Pakistan’s Independence Day celebrations were marred by what the Pakistani military and Pakistani media referred to as “unprovoked firing” on the Line of Control (LoC), adding that Pakistani troops had responded “befittingly” to the Indian assault. The incident occurred near Rawalakot, the de facto border dividing Kashmir between India and Pakistan. According to the Indian military and media’s version of events, the Pakistani military had resorted to unprovoked violations at the LoC, and Indian forces responded appropriately.

The Kashmir dispute is particularly complicated because India and Pakistan cannot even agree on the nature of the issue. India refers to Kashmir as a terrorism issue while Pakistan regards it as a matter of self-determination for the Kashmiri people. For example, India blames Pakistan for aiding terrorist organizations and the recent unrest in Kashmir. Denying Indian charges, Islamabad asserts that it only provides “full  diplomatic, moral and political support” to Kashmiris, who are rightfully protesting oppression. For its part, Pakistan argues that Burhan Wani’s murder was extrajudicial, criticizing India for human rights violations in Indian-administered Kashmir. In turn, Indian Prime Minister Narendra Modi retorted that Pakistan remained answerable for its own human rights violations in Balochistan and the Pakistani side of Kashmir.

These differences between India and Pakistan in even framing the Kashmir issue have had negative implications for the peace process. For example, Pakistan’s Foreign Affairs Advisor Sartaj Aziz recently announced Islamabad’s intention to invite New Delhi to discuss the ongoing violence in Indian-administered Kashmir. Instead, India’s External Affairs Ministry spokesperson Vikas Swarup, in an apparent denial of the proposal, simply noted that “India would welcome a dialogue on contemporary and relevant issues in India-Pakistan relations,” but defined those relevant issues as cross-border terrorism and the 2008 and Pathankot attack investigations.

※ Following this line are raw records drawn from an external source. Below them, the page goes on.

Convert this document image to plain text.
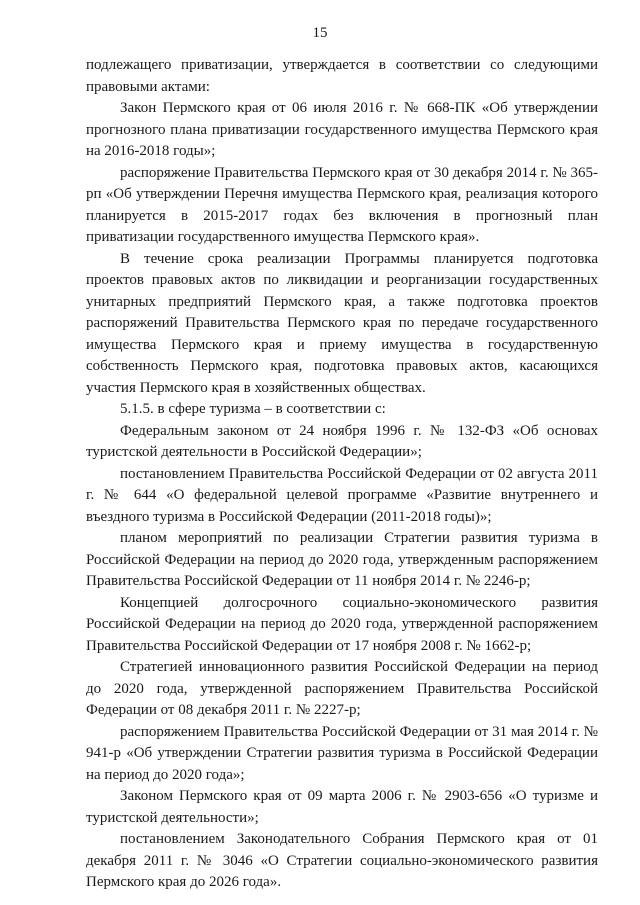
15

подлежащего приватизации, утверждается в соответствии со следующими правовыми актами:

Закон Пермского края от 06 июля 2016 г. № 668-ПК «Об утверждении прогнозного плана приватизации государственного имущества Пермского края на 2016-2018 годы»;

распоряжение Правительства Пермского края от 30 декабря 2014 г. № 365-рп «Об утверждении Перечня имущества Пермского края, реализация которого планируется в 2015-2017 годах без включения в прогнозный план приватизации государственного имущества Пермского края».

В течение срока реализации Программы планируется подготовка проектов правовых актов по ликвидации и реорганизации государственных унитарных предприятий Пермского края, а также подготовка проектов распоряжений Правительства Пермского края по передаче государственного имущества Пермского края и приему имущества в государственную собственность Пермского края, подготовка правовых актов, касающихся участия Пермского края в хозяйственных обществах.

5.1.5. в сфере туризма – в соответствии с:

Федеральным законом от 24 ноября 1996 г. № 132-ФЗ «Об основах туристской деятельности в Российской Федерации»;

постановлением Правительства Российской Федерации от 02 августа 2011 г. № 644 «О федеральной целевой программе «Развитие внутреннего и въездного туризма в Российской Федерации (2011-2018 годы)»;

планом мероприятий по реализации Стратегии развития туризма в Российской Федерации на период до 2020 года, утвержденным распоряжением Правительства Российской Федерации от 11 ноября 2014 г. № 2246-р;

Концепцией долгосрочного социально-экономического развития Российской Федерации на период до 2020 года, утвержденной распоряжением Правительства Российской Федерации от 17 ноября 2008 г. № 1662-р;

Стратегией инновационного развития Российской Федерации на период до 2020 года, утвержденной распоряжением Правительства Российской Федерации от 08 декабря 2011 г. № 2227-р;

распоряжением Правительства Российской Федерации от 31 мая 2014 г. № 941-р «Об утверждении Стратегии развития туризма в Российской Федерации на период до 2020 года»;

Законом Пермского края от 09 марта 2006 г. № 2903-656 «О туризме и туристской деятельности»;

постановлением Законодательного Собрания Пермского края от 01 декабря 2011 г. № 3046 «О Стратегии социально-экономического развития Пермского края до 2026 года».
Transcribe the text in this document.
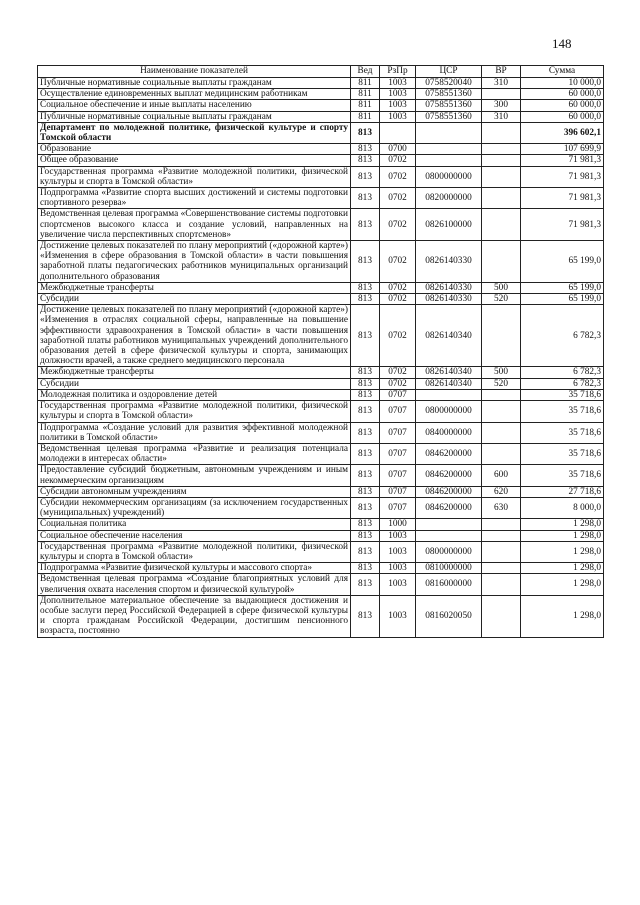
148
Наименование показателей	Вед	РзПр	ЦСР	ВР	Сумма
Публичные нормативные социальные выплаты гражданам	811	1003	0758520040	310	10 000,0
Осуществление единовременных выплат медицинским работникам	811	1003	0758551360		60 000,0
Социальное обеспечение и иные выплаты населению	811	1003	0758551360	300	60 000,0
Публичные нормативные социальные выплаты гражданам	811	1003	0758551360	310	60 000,0
Департамент по молодежной политике, физической культуре и спорту Томской области	813				396 602,1
Образование	813	0700			107 699,9
Общее образование	813	0702			71 981,3
Государственная программа «Развитие молодежной политики, физической культуры и спорта в Томской области»	813	0702	0800000000		71 981,3
Подпрограмма «Развитие спорта высших достижений и системы подготовки спортивного резерва»	813	0702	0820000000		71 981,3
Ведомственная целевая программа «Совершенствование системы подготовки спортсменов высокого класса и создание условий, направленных на увеличение числа перспективных спортсменов»	813	0702	0826100000		71 981,3
Достижение целевых показателей по плану мероприятий («дорожной карте») «Изменения в сфере образования в Томской области» в части повышения заработной платы педагогических работников муниципальных организаций дополнительного образования	813	0702	0826140330		65 199,0
Межбюджетные трансферты	813	0702	0826140330	500	65 199,0
Субсидии	813	0702	0826140330	520	65 199,0
Достижение целевых показателей по плану мероприятий («дорожной карте») «Изменения в отраслях социальной сферы, направленные на повышение эффективности здравоохранения в Томской области» в части повышения заработной платы работников муниципальных учреждений дополнительного образования детей в сфере физической культуры и спорта, занимающих должности врачей, а также среднего медицинского персонала	813	0702	0826140340		6 782,3
Межбюджетные трансферты	813	0702	0826140340	500	6 782,3
Субсидии	813	0702	0826140340	520	6 782,3
Молодежная политика и оздоровление детей	813	0707			35 718,6
Государственная программа «Развитие молодежной политики, физической культуры и спорта в Томской области»	813	0707	0800000000		35 718,6
Подпрограмма «Создание условий для развития эффективной молодежной политики в Томской области»	813	0707	0840000000		35 718,6
Ведомственная целевая программа «Развитие и реализация потенциала молодежи в интересах области»	813	0707	0846200000		35 718,6
Предоставление субсидий бюджетным, автономным учреждениям и иным некоммерческим организациям	813	0707	0846200000	600	35 718,6
Субсидии автономным учреждениям	813	0707	0846200000	620	27 718,6
Субсидии некоммерческим организациям (за исключением государственных (муниципальных) учреждений)	813	0707	0846200000	630	8 000,0
Социальная политика	813	1000			1 298,0
Социальное обеспечение населения	813	1003			1 298,0
Государственная программа «Развитие молодежной политики, физической культуры и спорта в Томской области»	813	1003	0800000000		1 298,0
Подпрограмма «Развитие физической культуры и массового спорта»	813	1003	0810000000		1 298,0
Ведомственная целевая программа «Создание благоприятных условий для увеличения охвата населения спортом и физической культурой»	813	1003	0816000000		1 298,0
Дополнительное материальное обеспечение за выдающиеся достижения и особые заслуги перед Российской Федерацией в сфере физической культуры и спорта гражданам Российской Федерации, достигшим пенсионного возраста, постоянно	813	1003	0816020050		1 298,0
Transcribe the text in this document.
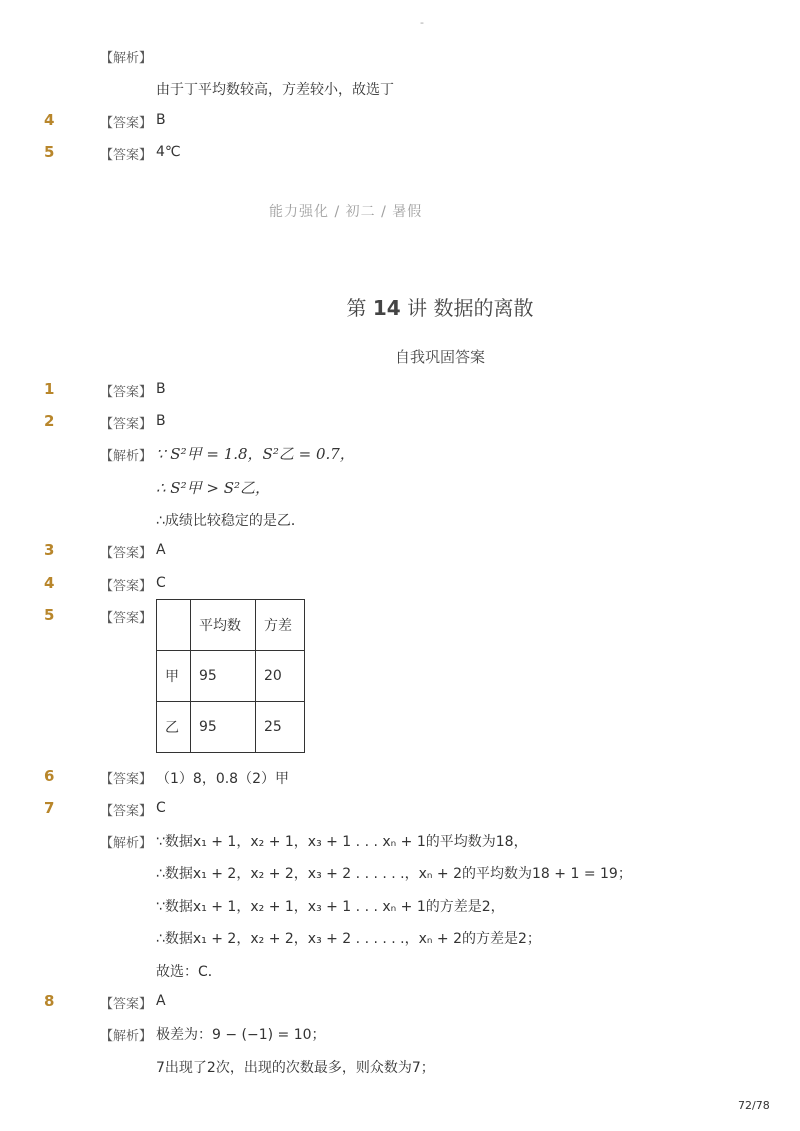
-
【解析】
由于丁平均数较高，方差较小，故选丁
4	【答案】 B
5	【答案】 4℃
能力强化 / 初二 / 暑假
第 14 讲 数据的离散
自我巩固答案
1	【答案】 B
2	【答案】 B
【解析】 ∵ S²甲 = 1.8，S²乙 = 0.7，
∴ S²甲 > S²乙，
∴成绩比较稳定的是乙．
3	【答案】 A
4	【答案】 C
5	【答案】
		平均数	方差
甲	95	20
乙	95	25
6	【答案】 （1）8，0.8（2）甲
7	【答案】 C
【解析】 ∵数据x₁ + 1，x₂ + 1，x₃ + 1 . . . xₙ + 1的平均数为18，
∴数据x₁ + 2，x₂ + 2，x₃ + 2 . . . . . .，xₙ + 2的平均数为18 + 1 = 19；
∵数据x₁ + 1，x₂ + 1，x₃ + 1 . . . xₙ + 1的方差是2，
∴数据x₁ + 2，x₂ + 2，x₃ + 2 . . . . . .，xₙ + 2的方差是2；
故选：C．
8	【答案】 A
【解析】 极差为：9 − (−1) = 10；
7出现了2次，出现的次数最多，则众数为7；
72/78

The vicious cycle of finger-pointing will continue until both sides can acknowledge the Kashmir dispute in a similar context. Ironically, India considers Kashmir an internal matter and refuses to even acknowledge it as a bilateral problem. This is despite the fact that India took the issue of Kashmir to the United Nations (UN) in 1948 under chapter VI of the UN Charter titled “Pacific Settlement of Disputes,” rather than under Chapter VII titled “Action with respect to Threats to the Peace, Breaches of the Peace, and Acts of Aggression,” thus publicly acknowledging that the issue of Kashmir was, in fact, a bilateral issue. Addressing the problem of terrorism and Kashmir simultaneously would deprive terrorists operating in India and Pakistan of both space and instruments such as propaganda that have become available to them as a result of this rivalry.

The current state of India-Pakistan relations has all the ingredients that spell disaster: a climate of mistrust, an arms race, saber-rattling, firing across the LoC, and the use of propaganda and rhetoric. The potential for conflict is greater today than it ever was in the past, and politicizing the issue will only serve to complicate matters further. Moreover, the process of othering the adversary inevitably leads to a reduction in policy options for both India and Pakistan. In such an environment, communication channels between India and Pakistan need to remain open as they can help reduce rivalry between the governments in peacetime, and serve as last resort in a time of crisis. Communication is the only method for promoting lasting peace and prosperity.